"I'll be on the job to-morrow," he said, after they had talked it over. "Take me this afternoon to get my outfit packed up here."

Hollister was haunted by the man's face at odd times during the day. Not until he was half-way home, until he came out on that ledge from whence he could look—and always did look with a slight sense of irritation—down on Bland's cabin as well as his own, did he recall clearly where and when he had seen Charlie Mills.

Mills was the man who sat looking at Myra across the table that winter morning when Hollister was suffering from the brief madness which brought him to Bland's cabin with a desperate project in his disordered mind.

Well, what of it, Hollister asked himself? It was nothing to him. He was a disinterested bystander now. But looking down on Bland's cabin, he reflected that his irritation was rooted in the fact that he did not want to be a bystander. He desired to eliminate Myra Bland and all that pertained to her from even casual contact with him. It seemed absurd that he should feel himself to be in danger. But he had a dim sense of danger. And instead of the aloofness which he desired, he seemed to see vague threads drawing himself and Doris and Myra Bland and this man Mills closer and closer together, to what end or purpose he could not tell.

For a minute Hollister was tempted to turn the man away when he went back up there in the morning. But that, he concluded with a shrug of his shoulders, was carrying a mere fancy too far.

It did not therefore turn his thoughts into a more placid channel to find, when he reached the house, Myra sitting in the kitchen talking to Doris. Yet it was no great surprise. He had expected this, looked forward to it with an uneasy sense of its inevitability.

Nothing could have been more commonplace, more uneventful than that meeting. Doris introduced her husband. They were all at their ease. Myra glanced once at his face and thereafter looked away. But her flow of small talk, the conversational stop-gap of the woman accustomed to social amenities, went on placidly. They were strangers, meeting for the first time in a strange land.

Bland had gone up-river with Lawanne.

"Jim lives to hunt," Myra said with a short laugh. It was the first and nearly the last mention of her husband she made that evening.
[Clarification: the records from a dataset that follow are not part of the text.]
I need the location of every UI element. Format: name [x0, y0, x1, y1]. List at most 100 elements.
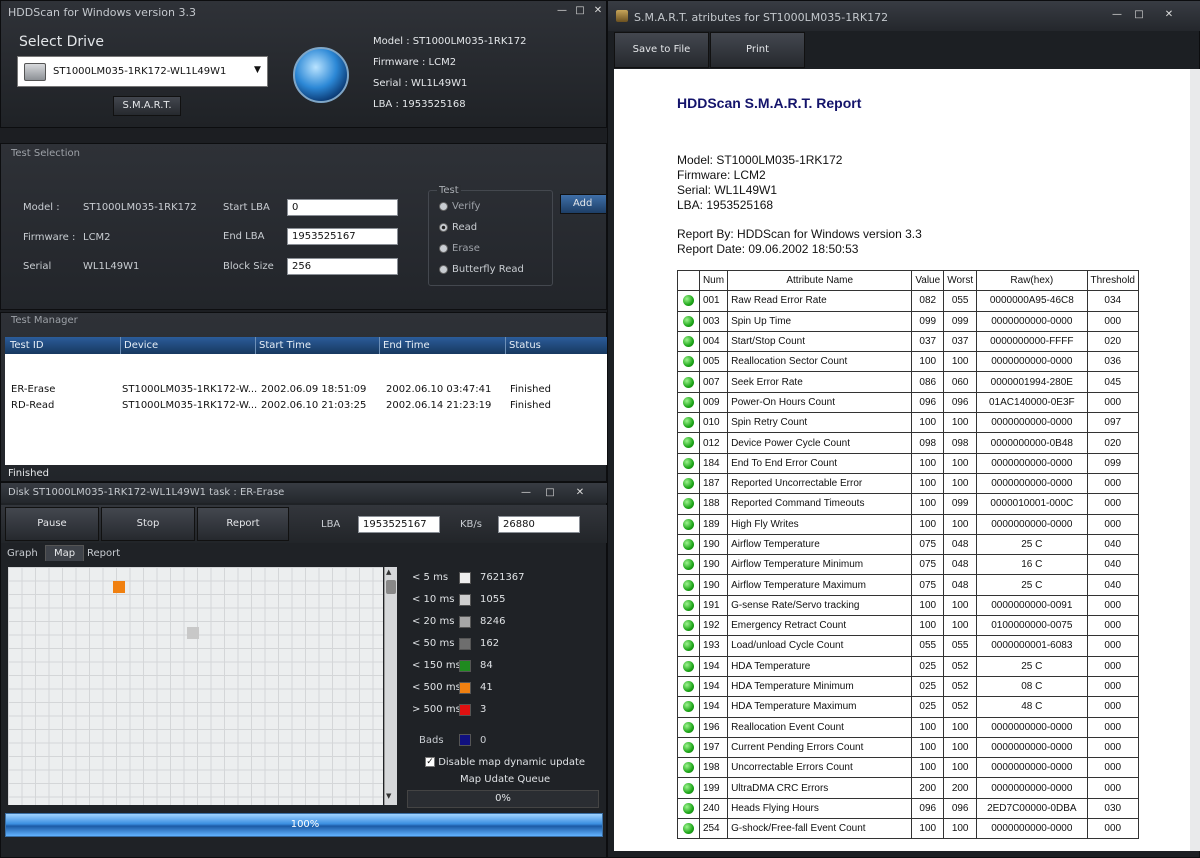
- raw-cell: 25 C: [976, 574, 1088, 596]
- tm-col-end[interactable]: End Time: [379, 337, 430, 354]
- value-cell: 096: [911, 797, 945, 820]
- worst-cell: 096: [943, 797, 978, 820]
- value-cell: 100: [911, 452, 945, 474]
- block-size-input[interactable]: 256: [287, 258, 398, 275]
- num-cell: 005: [698, 351, 729, 373]
- test-group-label: Test: [437, 185, 461, 196]
- tm-col-device[interactable]: Device: [120, 337, 158, 354]
- ts-serial-value: WL1L49W1: [83, 261, 140, 272]
- raw-cell: 16 C: [976, 554, 1088, 576]
- status-ok-icon: [682, 579, 694, 591]
- stop-button[interactable]: Stop: [101, 507, 195, 541]
- radio-verify[interactable]: Verify: [439, 201, 480, 212]
- table-row[interactable]: RD-Read ST1000LM035-1RK172-W... 2002.06.…: [5, 398, 607, 414]
- report-scrollbar[interactable]: [1190, 69, 1200, 851]
- attribute-name-cell: Load/unload Cycle Count: [727, 635, 913, 657]
- info-firmware: Firmware : LCM2: [373, 57, 457, 68]
- threshold-cell: 000: [1086, 472, 1140, 495]
- raw-cell: 0000000000-0000: [976, 818, 1088, 840]
- radio-read[interactable]: Read: [439, 222, 477, 233]
- table-row: 187 Reported Uncorrectable Error 100 100 000…: [677, 472, 1140, 495]
- maximize-icon[interactable]: □: [571, 4, 589, 17]
- legend-swatch: [459, 572, 471, 584]
- legend-count: 8246: [480, 616, 506, 627]
- report-title: HDDScan S.M.A.R.T. Report: [677, 95, 862, 111]
- scroll-up-icon[interactable]: ▲: [386, 568, 391, 576]
- threshold-cell: 000: [1086, 513, 1140, 535]
- radio-butterfly[interactable]: Butterfly Read: [439, 264, 524, 275]
- table-row[interactable]: ER-Erase ST1000LM035-1RK172-W... 2002.06…: [5, 382, 607, 398]
- minimize-icon[interactable]: —: [517, 486, 535, 499]
- pause-button[interactable]: Pause: [5, 507, 99, 541]
- tm-col-start[interactable]: Start Time: [255, 337, 311, 354]
- map-block-gray: [187, 627, 199, 639]
- scroll-down-icon[interactable]: ▼: [386, 792, 391, 800]
- report-by: Report By: HDDScan for Windows version 3…: [677, 227, 922, 241]
- disable-map-checkbox[interactable]: ✓ Disable map dynamic update: [425, 757, 585, 768]
- print-button[interactable]: Print: [710, 32, 805, 68]
- status-cell: [677, 554, 700, 576]
- smart-col-threshold: Threshold: [1086, 269, 1140, 292]
- radio-erase[interactable]: Erase: [439, 243, 480, 254]
- chevron-down-icon[interactable]: ▼: [254, 65, 261, 75]
- minimize-icon[interactable]: —: [1108, 8, 1126, 21]
- raw-cell: 25 C: [976, 655, 1088, 677]
- close-icon[interactable]: ✕: [589, 4, 607, 17]
- close-icon[interactable]: ✕: [1160, 8, 1178, 21]
- attribute-name-cell: Reported Command Timeouts: [727, 493, 913, 515]
- status-ok-icon: [682, 437, 694, 449]
- status-cell: [677, 452, 700, 474]
- tm-cell-status: Finished: [510, 400, 551, 411]
- scroll-thumb[interactable]: [386, 580, 396, 594]
- ts-model-label: Model :: [23, 202, 60, 213]
- add-test-button[interactable]: Add Tes: [560, 194, 607, 214]
- value-cell: 075: [911, 574, 945, 596]
- maximize-icon[interactable]: □: [1130, 8, 1148, 21]
- value-cell: 098: [911, 432, 945, 454]
- attribute-name-cell: Heads Flying Hours: [727, 797, 913, 820]
- minimize-icon[interactable]: —: [553, 4, 571, 17]
- maximize-icon[interactable]: □: [541, 486, 559, 499]
- threshold-cell: 000: [1086, 736, 1140, 759]
- report-button[interactable]: Report: [197, 507, 289, 541]
- threshold-cell: 000: [1086, 757, 1140, 779]
- end-lba-input[interactable]: 1953525167: [287, 228, 398, 245]
- threshold-cell: 045: [1086, 371, 1140, 393]
- worst-cell: 100: [943, 472, 978, 495]
- num-cell: 009: [698, 391, 729, 414]
- worst-cell: 100: [943, 818, 978, 840]
- status-cell: [677, 655, 700, 677]
- threshold-cell: 020: [1086, 432, 1140, 454]
- status-cell: [677, 533, 700, 556]
- num-cell: 010: [698, 412, 729, 434]
- map-scrollbar[interactable]: ▲ ▼: [384, 567, 397, 805]
- status-cell: [677, 635, 700, 657]
- raw-cell: 0000000000-FFFF: [976, 330, 1088, 353]
- table-row: 254 G-shock/Free-fall Event Count 100 100 00…: [677, 818, 1140, 840]
- save-to-file-button[interactable]: Save to File: [614, 32, 709, 68]
- start-lba-input[interactable]: 0: [287, 199, 398, 216]
- threshold-cell: 097: [1086, 412, 1140, 434]
- close-icon[interactable]: ✕: [571, 486, 589, 499]
- tab-map[interactable]: Map: [45, 545, 85, 561]
- drive-select[interactable]: ST1000LM035-1RK172-WL1L49W1 ▼: [17, 56, 268, 87]
- worst-cell: 037: [943, 330, 978, 353]
- num-cell: 192: [698, 615, 729, 637]
- num-cell: 194: [698, 696, 729, 718]
- tab-graph[interactable]: Graph: [7, 548, 38, 559]
- raw-cell: 01AC140000-0E3F: [976, 391, 1088, 414]
- worst-cell: 099: [943, 493, 978, 515]
- tm-col-status[interactable]: Status: [505, 337, 541, 354]
- attribute-name-cell: End To End Error Count: [727, 452, 913, 474]
- table-row: 189 High Fly Writes 100 100 0000000000-0000 0…: [677, 513, 1140, 535]
- raw-cell: 0000001994-280E: [976, 371, 1088, 393]
- attribute-name-cell: Reallocation Event Count: [727, 716, 913, 738]
- tm-col-testid[interactable]: Test ID: [10, 337, 44, 354]
- status-cell: [677, 412, 700, 434]
- smart-button[interactable]: S.M.A.R.T.: [113, 96, 181, 116]
- status-cell: [677, 513, 700, 535]
- status-bar: Finished: [8, 468, 49, 479]
- table-row: 010 Spin Retry Count 100 100 0000000000-0000…: [677, 412, 1140, 434]
- tab-report[interactable]: Report: [87, 548, 120, 559]
- smart-window-title: S.M.A.R.T. atributes for ST1000LM035-1RK…: [634, 11, 889, 24]
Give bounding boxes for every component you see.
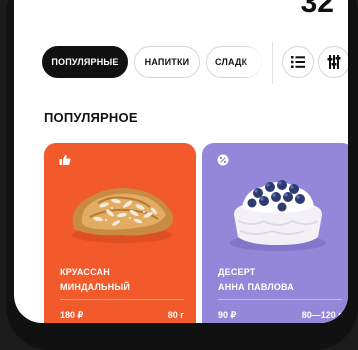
app-screen: 32 ПОПУЛЯРНЫЕ НАПИТКИ СЛАДК ПОПУЛЯРНОЕ К… — [14, 0, 348, 323]
card-divider — [218, 299, 342, 300]
product-title: КРУАССАН МИНДАЛЬНЫЙ — [60, 265, 130, 295]
product-title-line1: КРУАССАН — [60, 267, 110, 277]
product-title-line2: МИНДАЛЬНЫЙ — [60, 282, 131, 292]
scroll-fade — [242, 46, 264, 78]
pavlova-image — [230, 180, 326, 251]
product-card-pavlova[interactable]: ДЕСЕРТ АННА ПАВЛОВА 90 ₽ 80—120 г — [202, 143, 348, 323]
filter-icon — [327, 55, 341, 69]
product-title-line2: АННА ПАВЛОВА — [218, 282, 295, 292]
product-title: ДЕСЕРТ АННА ПАВЛОВА — [218, 265, 294, 295]
header-counter: 32 — [300, 0, 334, 19]
product-weight: 80—120 г — [301, 310, 342, 320]
chip-divider — [272, 42, 273, 84]
product-title-line1: ДЕСЕРТ — [218, 267, 256, 277]
category-chip-drinks[interactable]: НАПИТКИ — [134, 46, 200, 78]
card-divider — [60, 299, 184, 300]
croissant-image — [72, 188, 173, 243]
category-chip-popular[interactable]: ПОПУЛЯРНЫЕ — [42, 46, 128, 78]
list-icon — [291, 56, 305, 68]
list-view-button[interactable] — [282, 46, 314, 78]
product-card-croissant[interactable]: КРУАССАН МИНДАЛЬНЫЙ 180 ₽ 80 г — [44, 143, 196, 323]
filter-button[interactable] — [318, 46, 348, 78]
product-price: 180 ₽ — [60, 310, 84, 320]
category-bar: ПОПУЛЯРНЫЕ НАПИТКИ СЛАДК — [42, 42, 348, 84]
product-weight: 80 г — [167, 310, 184, 320]
section-title: ПОПУЛЯРНОЕ — [44, 110, 138, 125]
product-price: 90 ₽ — [218, 310, 237, 320]
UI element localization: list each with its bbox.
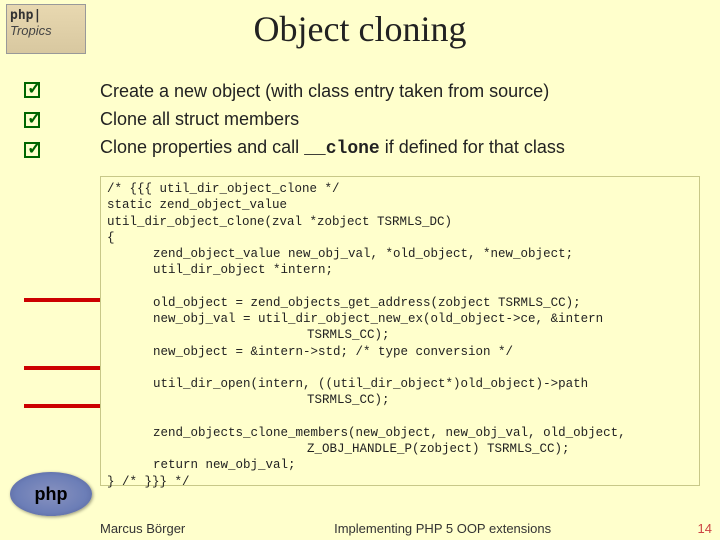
- arrow-icon: [24, 298, 100, 302]
- arrow-icon: [24, 404, 100, 408]
- check-icon: [24, 112, 40, 128]
- footer-author: Marcus Börger: [100, 521, 185, 536]
- slide-title: Object cloning: [0, 8, 720, 50]
- footer-title: Implementing PHP 5 OOP extensions: [185, 521, 700, 536]
- code-inline: __clone: [304, 139, 380, 159]
- check-icon: [24, 142, 40, 158]
- page-number: 14: [698, 521, 712, 536]
- bullet-list: Create a new object (with class entry ta…: [100, 78, 700, 164]
- bullet-item: Clone all struct members: [100, 106, 700, 134]
- bullet-item: Create a new object (with class entry ta…: [100, 78, 700, 106]
- check-icon: [24, 82, 40, 98]
- footer: Marcus Börger Implementing PHP 5 OOP ext…: [100, 521, 700, 536]
- php-logo-icon: php: [10, 472, 92, 516]
- arrow-icon: [24, 366, 100, 370]
- bullet-item: Clone properties and call __clone if def…: [100, 134, 700, 164]
- code-block: /* {{{ util_dir_object_clone */ static z…: [100, 176, 700, 486]
- bullet-checkmarks: [24, 82, 40, 172]
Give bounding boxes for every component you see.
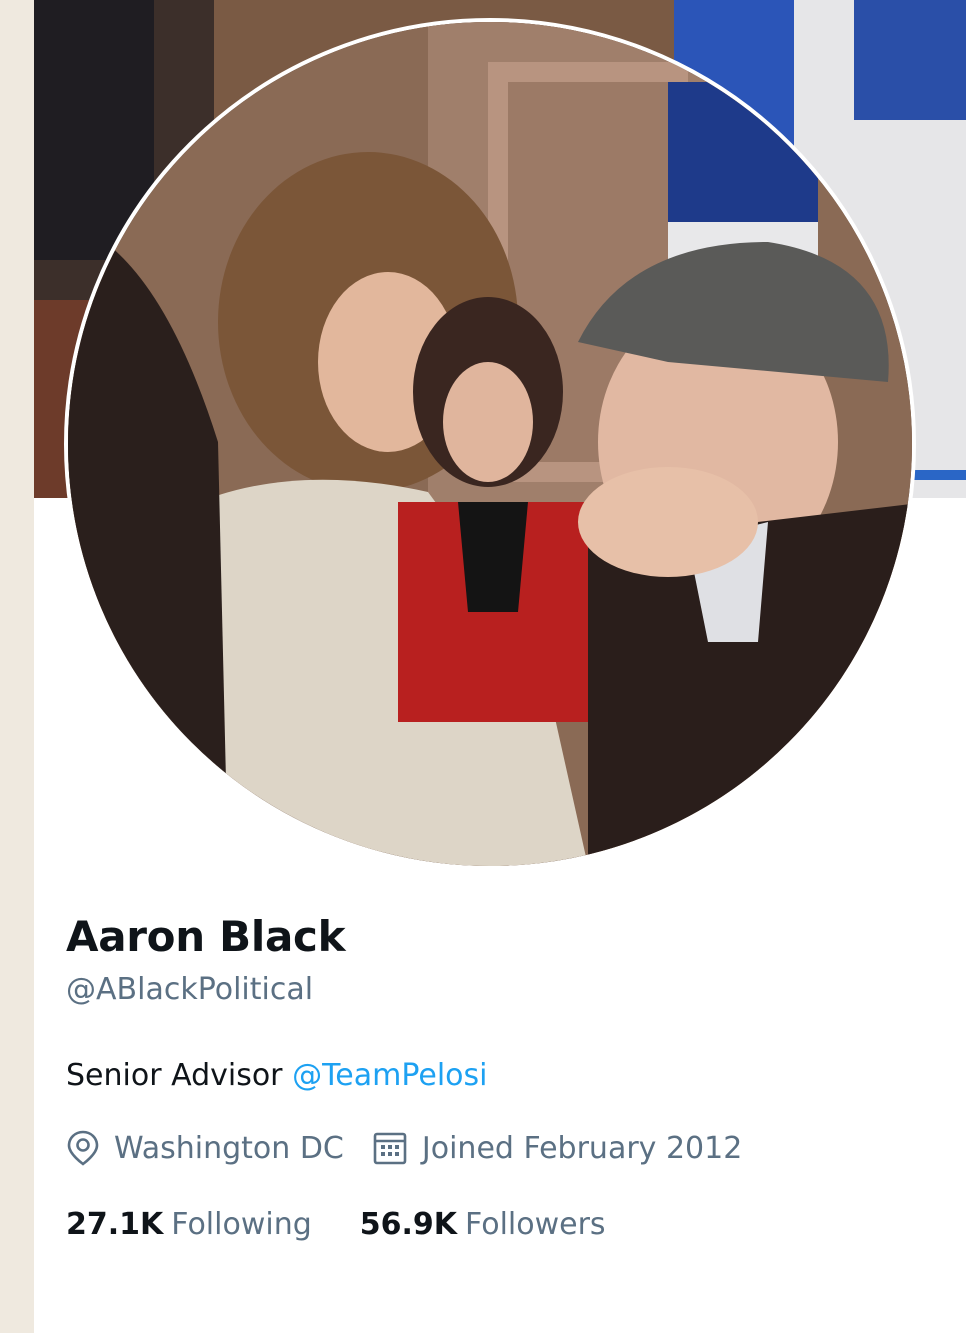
profile-card: Aaron Black @ABlackPolitical Senior Advi…	[34, 0, 966, 1333]
display-name: Aaron Black	[66, 912, 346, 961]
bio-text: Senior Advisor	[66, 1058, 283, 1093]
location-item: Washington DC	[66, 1130, 344, 1166]
followers-label: Followers	[465, 1207, 606, 1242]
following-count: 27.1K	[66, 1207, 164, 1242]
joined-item: Joined February 2012	[372, 1130, 742, 1166]
joined-text: Joined February 2012	[421, 1130, 743, 1166]
location-text: Washington DC	[114, 1130, 344, 1166]
followers-count: 56.9K	[359, 1207, 458, 1242]
location-pin-icon	[67, 1130, 99, 1166]
profile-avatar[interactable]	[64, 18, 916, 870]
profile-meta: Washington DC Joined February 2012	[66, 1130, 742, 1166]
followers-link[interactable]: 56.9K Followers	[360, 1207, 606, 1242]
following-link[interactable]: 27.1K Following	[66, 1207, 312, 1242]
calendar-icon	[373, 1132, 407, 1165]
following-label: Following	[171, 1207, 312, 1242]
profile-handle: @ABlackPolitical	[66, 972, 314, 1007]
follow-stats: 27.1K Following 56.9K Followers	[66, 1207, 606, 1242]
profile-bio: Senior Advisor @TeamPelosi	[66, 1058, 488, 1093]
bio-mention-link[interactable]: @TeamPelosi	[292, 1058, 487, 1093]
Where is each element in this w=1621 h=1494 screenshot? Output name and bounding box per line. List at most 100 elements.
Hollister went out to wash himself in a basin that stood on a bench by the back door. He felt a relief. He had come through the first test casually enough. A slightly sardonic grimace wrinkled his tight-lipped mouth. There was a grim sort of humor in the situation. Those three, whose lives had got involved in such a tangle, forgathered under the same roof in that lonely valley, each more or less a victim of uncomprehended forces both within and exterior to themselves. Yet it was simple enough. Each, in common with all humanity, pursued the elusive shadow of happiness. The diverging paths along which they pursued it had brought them to this common point.